I explore this more deeply in my upcoming book, “Debunked by Nature,” but I’ll say this plainly here: When you are at the end of your life, what will matter most? The startup you sold to a hedge fund that invested in it and helped it thrive? Or the one that got absorbed, gutted, and dismantled? Or your children?
For me, the answer is easy. There is no accomplishment that compares to watching my kids laugh while we chase rabbits around our farm at dusk. No award or title that compares to curling up in bed with my husband and our four little ones, all piled on our two joined king mattresses, watching a movie together. No business meeting as sweet as visiting the farmers market as a family on a Tuesday afternoon.
Motherhood is not a detour from purpose. It is purpose.
And yet, across the Western world, we’ve engineered a culture that devalues it—subtly and overtly. We tell women that to matter, they must “contribute” by climbing the corporate ladder. We treat fertility as a problem to manage, not a gift to steward.
Meanwhile, much of the world still values children. In the Middle East, South America, and parts of Africa, birth rates remain stronger and family remains central. In contrast, the United States and Europe are in steep demographic decline. Even China, once the model of population control, is now desperately trying to undo its one-child policy as the consequences come into focus.
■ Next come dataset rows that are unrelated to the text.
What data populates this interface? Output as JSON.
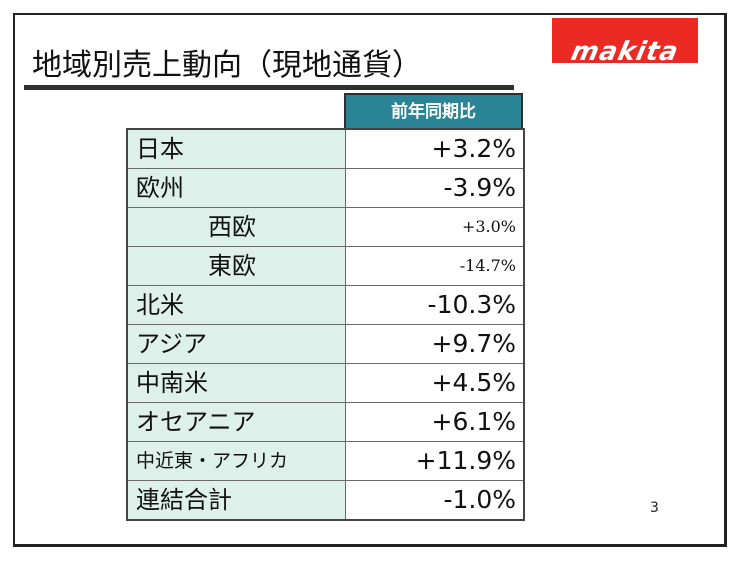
{
  "slide": {
    "title": "地域別売上動向（現地通貨）",
    "logo_text": "makita",
    "page_number": "3",
    "brand_color": "#ec2a24",
    "header_color": "#2a8495",
    "label_cell_color": "#ddf0ea"
  },
  "table": {
    "header": "前年同期比",
    "rows": [
      {
        "label": "日本",
        "value": "+3.2%"
      },
      {
        "label": "欧州",
        "value": "-3.9%"
      },
      {
        "label": "西欧",
        "value": "+3.0%"
      },
      {
        "label": "東欧",
        "value": "-14.7%"
      },
      {
        "label": "北米",
        "value": "-10.3%"
      },
      {
        "label": "アジア",
        "value": "+9.7%"
      },
      {
        "label": "中南米",
        "value": "+4.5%"
      },
      {
        "label": "オセアニア",
        "value": "+6.1%"
      },
      {
        "label": "中近東・アフリカ",
        "value": "+11.9%"
      },
      {
        "label": "連結合計",
        "value": "-1.0%"
      }
    ]
  }
}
The truth is stark: A nation that doesn’t reproduce cannot survive. A people that abandon children abandon their own future.
Some of this is beyond our control—but not all of it. Those of us who can have children need to rise to the occasion. Not just for personal legacy—but for the good of humanity.
We must choose faith over fear, life over convenience, purpose over performance. We must resist the cultural narrative that says kids are a burden, and reclaim the ancient truth: Children are a blessing.
I was fortunate. I had my family late, and it worked out. But I now see how fragile that window is. The data doesn’t lie. America’s fertility rate is in freefall, and we’re pretending it doesn’t matter. But it does. It always has.
Let us remember what other creatures never forget: life is meant to continue. And if we want a future worth living in, we need to start creating it—literally.